Thursday, July 29, 2010

Did the Recession Affect The Pace of Innovation?

When profits are squeezed or become non-existent, that typically eliminates any company’s ability to fund its future, to invest in new product development initiatives or longer-term research projects.  In the semiconductor industry, with its insatiable demands for engineering development resources, any interruption in that flow of innovation funding can have long-term effects.

From our vantage point as a test company, though, we didn’t see long-term semiconductor innovation take a big hit.  In fact, based on what we see, the pace of innovation has been rather aggressive in the past year.

The beauty of our industry, the electronics industry, is that it’s fueled by consumers’ never-ending desire for devices that perform better and cost less.  The only way to satisfy that demand is innovation – new devices, new displays, new power technologies, new processes, and so on.

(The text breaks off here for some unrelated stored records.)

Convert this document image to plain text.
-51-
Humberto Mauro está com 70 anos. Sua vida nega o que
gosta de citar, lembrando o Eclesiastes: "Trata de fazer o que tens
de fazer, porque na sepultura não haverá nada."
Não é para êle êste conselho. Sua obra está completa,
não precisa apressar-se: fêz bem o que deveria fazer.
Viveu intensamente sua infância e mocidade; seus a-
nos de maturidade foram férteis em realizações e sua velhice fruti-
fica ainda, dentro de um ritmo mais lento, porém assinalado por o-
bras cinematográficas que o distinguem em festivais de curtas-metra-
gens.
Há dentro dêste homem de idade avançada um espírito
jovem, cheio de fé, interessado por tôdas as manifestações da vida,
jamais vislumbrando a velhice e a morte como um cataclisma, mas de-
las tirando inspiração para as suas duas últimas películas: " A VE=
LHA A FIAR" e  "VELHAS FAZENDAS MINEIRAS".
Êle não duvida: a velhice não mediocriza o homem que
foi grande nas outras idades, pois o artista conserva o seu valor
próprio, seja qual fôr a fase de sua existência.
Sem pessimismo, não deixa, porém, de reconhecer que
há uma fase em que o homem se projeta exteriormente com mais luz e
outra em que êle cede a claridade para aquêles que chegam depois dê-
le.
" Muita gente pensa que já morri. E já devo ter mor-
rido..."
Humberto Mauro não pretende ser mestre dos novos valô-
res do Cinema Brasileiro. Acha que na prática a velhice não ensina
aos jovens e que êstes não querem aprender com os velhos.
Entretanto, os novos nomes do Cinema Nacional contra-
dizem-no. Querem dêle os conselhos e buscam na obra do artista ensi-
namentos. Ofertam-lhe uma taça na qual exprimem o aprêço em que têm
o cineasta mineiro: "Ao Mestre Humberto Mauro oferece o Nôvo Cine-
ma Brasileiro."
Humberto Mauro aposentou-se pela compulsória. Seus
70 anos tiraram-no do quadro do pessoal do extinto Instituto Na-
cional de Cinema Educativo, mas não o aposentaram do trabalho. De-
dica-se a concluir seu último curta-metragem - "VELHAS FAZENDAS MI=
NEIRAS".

At Keithley, we have a front row seat for many of these new technologies.  The never-ending churn innovation creates requires a similar call for new measurement technology to verify the latest design of whatever your engineer just imagined on his benchtop.  There’s a perpetual need for test in the consumer electronics portion of the industry, because the pace of innovation is so rapid.

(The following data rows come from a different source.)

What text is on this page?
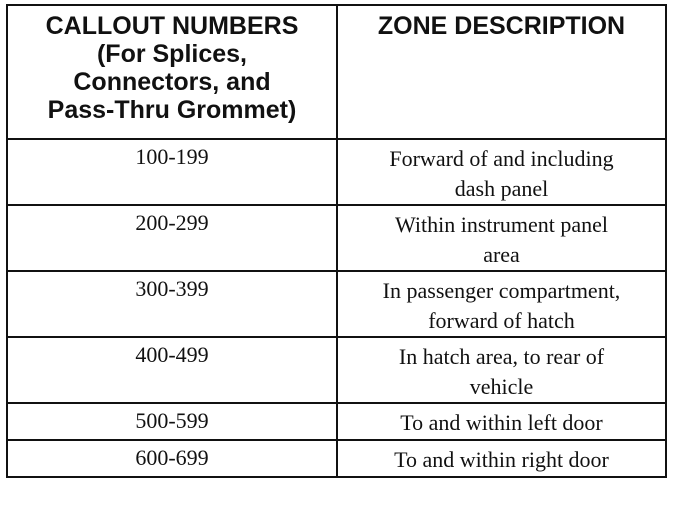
CALLOUT NUMBERS
(For Splices,
Connectors, and
Pass-Thru Grommet)	ZONE DESCRIPTION

100-199	Forward of and including
dash panel

200-299	Within instrument panel
area

300-399	In passenger compartment,
forward of hatch

400-499	In hatch area, to rear of
vehicle

500-599	To and within left door

600-699	To and within right door
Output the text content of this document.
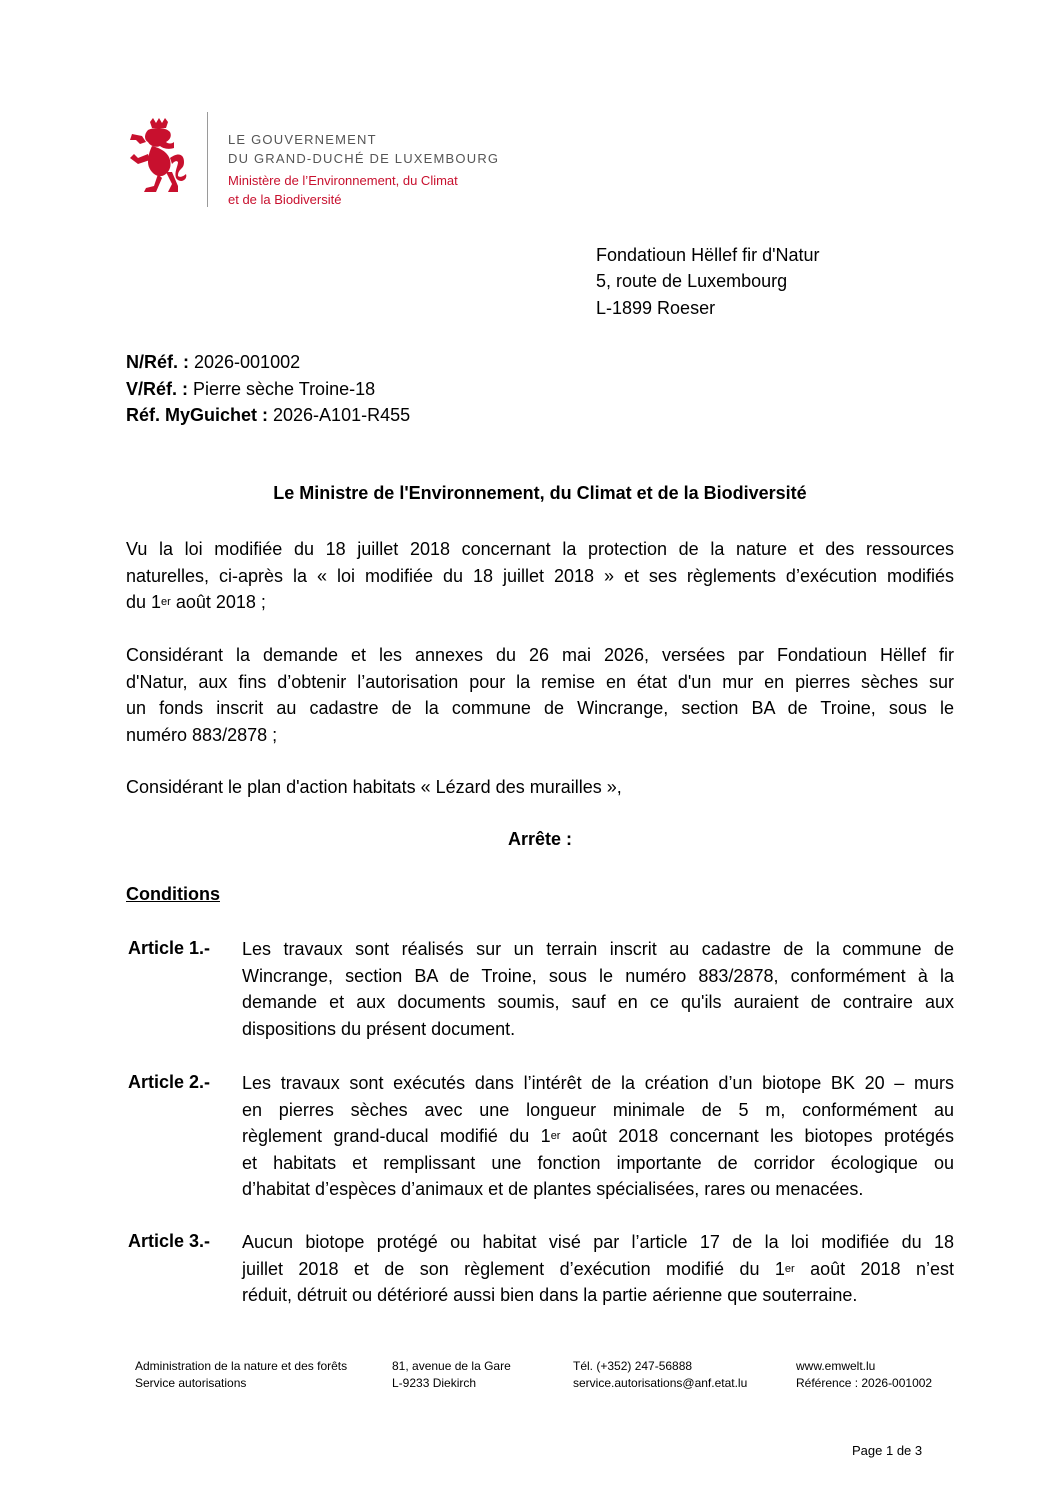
LE GOUVERNEMENT
DU GRAND-DUCHÉ DE LUXEMBOURG
Ministère de l’Environnement, du Climat
et de la Biodiversité
Fondatioun Hëllef fir d'Natur
5, route de Luxembourg
L-1899 Roeser
N/Réf. : 2026-001002
V/Réf. : Pierre sèche Troine-18
Réf. MyGuichet : 2026-A101-R455
Le Ministre de l'Environnement, du Climat et de la Biodiversité
Vu la loi modifiée du 18 juillet 2018 concernant la protection de la nature et des ressources
naturelles, ci-après la « loi modifiée du 18 juillet 2018 » et ses règlements d’exécution modifiés
du 1er août 2018 ;
Considérant la demande et les annexes du 26 mai 2026, versées par Fondatioun Hëllef fir
d'Natur, aux fins d’obtenir l’autorisation pour la remise en état d'un mur en pierres sèches sur
un fonds inscrit au cadastre de la commune de Wincrange, section BA de Troine, sous le
numéro 883/2878 ;
Considérant le plan d'action habitats « Lézard des murailles »,
Arrête :
Conditions
Article 1.- Les travaux sont réalisés sur un terrain inscrit au cadastre de la commune de
Wincrange, section BA de Troine, sous le numéro 883/2878, conformément à la
demande et aux documents soumis, sauf en ce qu'ils auraient de contraire aux
dispositions du présent document.
Article 2.- Les travaux sont exécutés dans l’intérêt de la création d’un biotope BK 20 – murs
en pierres sèches avec une longueur minimale de 5 m, conformément au
règlement grand-ducal modifié du 1er août 2018 concernant les biotopes protégés
et habitats et remplissant une fonction importante de corridor écologique ou
d’habitat d’espèces d’animaux et de plantes spécialisées, rares ou menacées.
Article 3.- Aucun biotope protégé ou habitat visé par l’article 17 de la loi modifiée du 18
juillet 2018 et de son règlement d’exécution modifié du 1er août 2018 n’est
réduit, détruit ou détérioré aussi bien dans la partie aérienne que souterraine.
Administration de la nature et des forêts
Service autorisations
81, avenue de la Gare
L-9233 Diekirch
Tél. (+352) 247-56888
service.autorisations@anf.etat.lu
www.emwelt.lu
Référence : 2026-001002
Page 1 de 3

So we don’t see innovation being restricted by the downturn.  In fact, our customers are still pushing us for new products and new capabilities, in some cases even more so than during a strong economy because they realize innovation in their own labs is the only way they’ll lift themselves out of any slump.  And the green innovation drive has accelerated this past year, creating its own momentum for design innovation and therefore test.

The semiconductor industry, from a profit and sales perspective, has rebounded to 2008 levels.  So while the pace of innovation hasn’t slowed, it has changed.  There are fewer companies today than in ’08, but chip demand remained relatively constant and has been re-allocated to the survivors.  In addition, we see more innovation coming from our customers in China today than perhaps five years ago.  That’s a newer source of innovation that will only continue to grow, complementing what we see from North America, Europe, Korea and Japan, not replacing it.